"Me parece que hay muchas formas de ser cómplices de las violaciones a los derechos humanos y una de ellas es la destrucción de documentos que nos habrían permitido conocer la verdad de lo sucedido", dijo la presidenta de la Agrupación de Detenidos Desaparecidos, Lorena Pizarro, en medio de una fuerte polémica.
La activista, quien hizo campaña para la llegada de Bachelet al poder este año, consideró además grave que el destino de Sinclair sea Australia.
"Es preocupante que se envíe a Sinclair a Australia, siendo él un exfuncionario de la dictadura", ahondó la defensora de los derechos humanos. "Existe una petición de extradición a Australia de Adriana Rivas, la secretaria de Manuel Contreras", el más temido de los jefes de la Policía secreta, explicó Pizarro.
Adriana Rivas, quien integró la Brigada Lautaro, está acusada del asesinato en 1976 de la cúpula del Partido Comunista chileno, agrupación que hoy integra la alianza en el poder. En virtud de los cargos, la Corte Suprema solicitó su extradición en enero.
Sinclair, según documentación revelada en 2012, eliminó en 1988 parte de las comunicaciones oficiales entre la Policía secreta del régimen militar y la Cancillería.
La operación, mantenida en reserva durante décadas, consta en el oficio secreto 03146 de abril de 1988, en el que el canciller Ricardo García informó de la destrucción de los documentos a la Central Nacional de Informaciones, principal órgano represivo del régimen que culminaría en 1990.
Sinclair, quien en aquel momento era miembro del gabinete del ministro y con el tiempo fue además jefe de Protocolo del presidente Sebastián Piñera, jamás negó o explicó los hechos.

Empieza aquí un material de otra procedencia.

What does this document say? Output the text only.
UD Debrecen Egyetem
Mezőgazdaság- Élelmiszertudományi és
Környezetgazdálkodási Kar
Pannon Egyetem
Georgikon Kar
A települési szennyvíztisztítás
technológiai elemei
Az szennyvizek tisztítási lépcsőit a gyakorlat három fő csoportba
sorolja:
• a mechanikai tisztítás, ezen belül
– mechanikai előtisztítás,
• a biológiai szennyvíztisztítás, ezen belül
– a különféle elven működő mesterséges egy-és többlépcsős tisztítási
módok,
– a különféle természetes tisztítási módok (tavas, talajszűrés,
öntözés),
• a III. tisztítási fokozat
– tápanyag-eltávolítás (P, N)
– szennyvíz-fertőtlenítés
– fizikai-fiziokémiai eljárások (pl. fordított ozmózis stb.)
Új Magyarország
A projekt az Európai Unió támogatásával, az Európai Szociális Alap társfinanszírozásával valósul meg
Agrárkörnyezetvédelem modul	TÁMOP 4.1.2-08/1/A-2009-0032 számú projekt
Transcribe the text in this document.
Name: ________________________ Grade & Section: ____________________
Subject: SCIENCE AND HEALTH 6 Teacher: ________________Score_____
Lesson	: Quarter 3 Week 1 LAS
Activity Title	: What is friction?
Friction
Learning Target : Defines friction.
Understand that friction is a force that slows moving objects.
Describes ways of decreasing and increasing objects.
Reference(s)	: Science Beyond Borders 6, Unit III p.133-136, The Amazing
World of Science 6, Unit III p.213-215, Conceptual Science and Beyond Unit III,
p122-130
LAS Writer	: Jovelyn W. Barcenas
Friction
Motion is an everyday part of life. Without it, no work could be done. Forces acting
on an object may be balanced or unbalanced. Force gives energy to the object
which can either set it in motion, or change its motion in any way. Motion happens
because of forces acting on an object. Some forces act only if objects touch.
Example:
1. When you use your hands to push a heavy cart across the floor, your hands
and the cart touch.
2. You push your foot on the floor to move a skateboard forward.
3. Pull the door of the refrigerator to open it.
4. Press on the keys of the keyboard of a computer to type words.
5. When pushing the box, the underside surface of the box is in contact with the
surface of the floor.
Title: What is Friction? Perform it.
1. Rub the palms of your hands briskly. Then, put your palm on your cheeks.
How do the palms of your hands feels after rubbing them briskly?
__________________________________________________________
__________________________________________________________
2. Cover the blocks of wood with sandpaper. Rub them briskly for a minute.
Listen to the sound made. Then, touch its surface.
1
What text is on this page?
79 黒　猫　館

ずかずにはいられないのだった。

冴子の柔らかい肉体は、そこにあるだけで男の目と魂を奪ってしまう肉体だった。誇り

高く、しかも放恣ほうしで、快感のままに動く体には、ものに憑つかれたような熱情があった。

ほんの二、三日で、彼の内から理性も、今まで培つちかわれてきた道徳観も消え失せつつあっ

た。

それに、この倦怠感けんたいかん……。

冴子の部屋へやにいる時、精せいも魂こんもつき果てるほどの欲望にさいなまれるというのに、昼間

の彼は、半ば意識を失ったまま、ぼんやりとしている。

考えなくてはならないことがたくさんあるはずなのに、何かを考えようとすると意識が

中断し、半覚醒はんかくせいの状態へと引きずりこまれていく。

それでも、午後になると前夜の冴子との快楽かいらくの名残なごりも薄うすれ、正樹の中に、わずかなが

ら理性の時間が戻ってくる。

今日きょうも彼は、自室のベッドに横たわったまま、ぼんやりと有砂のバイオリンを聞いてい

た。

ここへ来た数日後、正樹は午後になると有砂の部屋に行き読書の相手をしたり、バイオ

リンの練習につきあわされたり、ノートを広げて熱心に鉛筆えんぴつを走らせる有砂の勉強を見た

Durante la dictadura militar (1973-1990) la Cancillería chilena operó en acciones represivas. Sus diplomáticos infiltraron y delataron a grupos de exiliados. También ejecutaron acciones de guerra psicológica, según consta en los archivos.
Numerosos diplomáticos que participaron en esas acciones siguen ocupando hoy cargos en la Cancillería chilena. Los documentos, que llevan timbres, folios y firmas oficiales, muestran incluso que las autoridades de la Cancillería conocían el detalle del Plan Cóndor, la coordinación represiva de las dictaduras del Cono Sur.
Los diplomáticos en esos años además sugerían a la Policía secreta qué preguntas hacer a los hombres que eran torturados en sus calabozos, algo que consta por escrito en documentos oficiales.
El Gobierno de Bachelet no detalló hasta ahora las razones del nombramiento de Sinclair, confirmado el lunes a la noche.
Durante la dictadura militar unas 38.000 personas fueron torturadas, desaparecidas o ejecutadas, según informes oficiales emitidos en democracia.
Éste no es el primer nombramiento polémico de la mandataria socialista. Tres días antes de su asunción en marzo, debió aceptar la renuncia de Carolina Echeverría, elegida como subsecretaria de Defensa, que había sido señalada por defensores de los derechos humanos por los lazos de su padre con casos de represión ilegal.
Antes de eso, debió ceder con el nombramiento de la economista Claudia Peirano como subsecretaria de Educación, debido a declaraciones en las que no había apoyado la gratuidad en el sistema y por supuestos conflictos de interés.
Anteriormente, la presidenta también debió desprenderse de otros dos subsecretarios designados: Hugo Lara (Agricultura), por haber enfrentado querellas por delitos económicos, y Miguel Moreno (Bienes Nacionales), condenado por molestar sexualmente a una mujer en el subte.